Building CrawlyCarl: An AI-Powered Web Scraping API That Thinks Before It Scrapes

Introduction

Web scraping has always been a cat-and-mouse game. Websites employ anti-bot measures, require JavaScript rendering, hide data behind pagination, and scatter information across multiple pages. Traditional scrapers require extensive configuration, break easily, and struggle with modern dynamic websites.

What if we could build a scraper that actually understands what it’s looking for and decides how to get it?

That’s exactly what I set out to build with CrawlyCarl — an AI-powered web scraping API that uses Large Language Models to intelligently extract data from websites. Instead of writing complex XPath selectors or CSS queries that break when a website changes, CrawlyCarl asks an LLM: “What data do you see on this page? What’s the best way to get what the user needs?”

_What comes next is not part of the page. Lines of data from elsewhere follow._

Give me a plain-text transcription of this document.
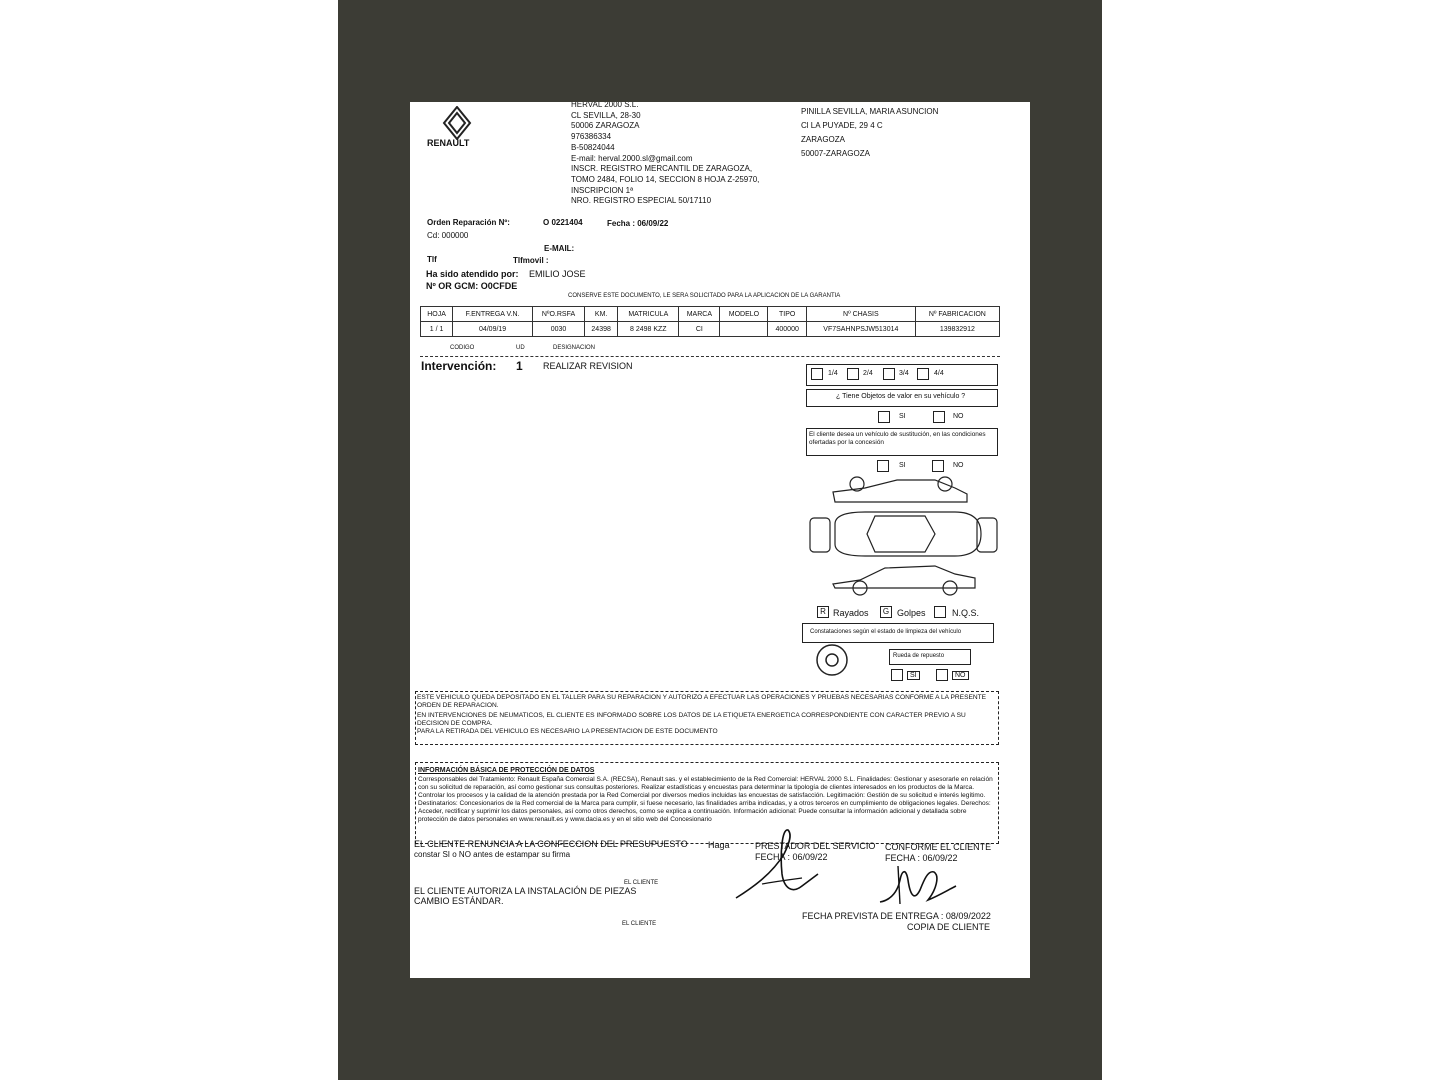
RENAULT
HERVAL 2000 S.L.
CL SEVILLA, 28-30
50006 ZARAGOZA
976386334
B-50824044
E-mail: herval.2000.sl@gmail.com
INSCR. REGISTRO MERCANTIL DE ZARAGOZA,
TOMO 2484, FOLIO 14, SECCION 8 HOJA Z-25970,
INSCRIPCION 1ª
NRO. REGISTRO ESPECIAL 50/17110
PINILLA SEVILLA, MARIA ASUNCION
Cl LA PUYADE, 29 4 C
ZARAGOZA
50007-ZARAGOZA
Orden Reparación Nº:	O 0221404	Fecha : 06/09/22
Cd: 000000
E-MAIL:
Tlf	Tlfmovil :
Ha sido atendido por: EMILIO JOSE
Nº OR GCM: O0CFDE
CONSERVE ESTE DOCUMENTO, LE SERA SOLICITADO PARA LA APLICACION DE LA GARANTIA
HOJA	F.ENTREGA V.N.	NºO.RSFA	KM.	MATRICULA	MARCA	MODELO	TIPO	Nº CHASIS	Nº FABRICACION
1 / 1	04/09/19	0030	24398	8 2498 KZZ	CI		400000	VF7SAHNPSJW513014	139832912
CODIGO	UD	DESIGNACION
Intervención: 1 REALIZAR REVISION
1/4	2/4	3/4	4/4
¿ Tiene Objetos de valor en su vehículo ?
SI	NO
El cliente desea un vehículo de sustitución, en las condiciones ofertadas por la concesión
SI	NO
R Rayados	G Golpes	N.Q.S.
Constataciones según el estado de limpieza del vehículo
Rueda de repuesto
SI	NO
ESTE VEHICULO QUEDA DEPOSITADO EN EL TALLER PARA SU REPARACION Y AUTORIZO A EFECTUAR LAS OPERACIONES Y PRUEBAS NECESARIAS CONFORME A LA PRESENTE ORDEN DE REPARACION.
EN INTERVENCIONES DE NEUMATICOS, EL CLIENTE ES INFORMADO SOBRE LOS DATOS DE LA ETIQUETA ENERGETICA CORRESPONDIENTE CON CARACTER PREVIO A SU DECISION DE COMPRA.
PARA LA RETIRADA DEL VEHICULO ES NECESARIO LA PRESENTACION DE ESTE DOCUMENTO
INFORMACIÓN BÁSICA DE PROTECCIÓN DE DATOS
Corresponsables del Tratamiento: Renault España Comercial S.A. (RECSA), Renault sas. y el establecimiento de la Red Comercial: HERVAL 2000 S.L. Finalidades: Gestionar y asesorarle en relación con su solicitud de reparación, así como gestionar sus consultas posteriores. Realizar estadísticas y encuestas para determinar la tipología de clientes interesados en los productos de la Marca. Controlar los procesos y la calidad de la atención prestada por la Red Comercial por diversos medios incluidas las encuestas de satisfacción. Legitimación: Gestión de su solicitud e interés legítimo. Destinatarios: Concesionarios de la Red comercial de la Marca para cumplir, si fuese necesario, las finalidades arriba indicadas, y a otros terceros en cumplimiento de obligaciones legales. Derechos: Acceder, rectificar y suprimir los datos personales, así como otros derechos, como se explica a continuación. Información adicional: Puede consultar la información adicional y detallada sobre protección de datos personales en www.renault.es y www.dacia.es y en el sitio web del Concesionario
EL CLIENTE RENUNCIA A LA CONFECCION DEL PRESUPUESTO Haga
constar SI o NO antes de estampar su firma
EL CLIENTE
EL CLIENTE AUTORIZA LA INSTALACIÓN DE PIEZAS
CAMBIO ESTÁNDAR.
EL CLIENTE
PRESTADOR DEL SERVICIO
FECHA : 06/09/22
CONFORME EL CLIENTE
FECHA : 06/09/22
FECHA PREVISTA DE ENTREGA : 08/09/2022
COPIA DE CLIENTE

In this post, I’ll walk you through the architecture, the technologies involved, and the key decisions that shaped this project.


The Problem with Traditional Web Scraping

Before diving into the solution, let’s understand the problem. Traditional web scraping faces several challenges:

  1. JavaScript-Heavy Websites: Modern SPAs render content dynamically. Simple HTTP requests return empty shells.
  2. Anti-Bot Detection: Websites use CAPTCHAs, rate limiting, and fingerprinting to block automated access.
  3. Scattered Information: The data you need might be spread across multiple pages — About, Contact, Team, Product pages.
  4. Schema Brittleness: Hard-coded selectors break when websites update their layouts.
  5. Dynamic Navigation: Finding the right page often requires clicking through menus, dropdowns, and pagination.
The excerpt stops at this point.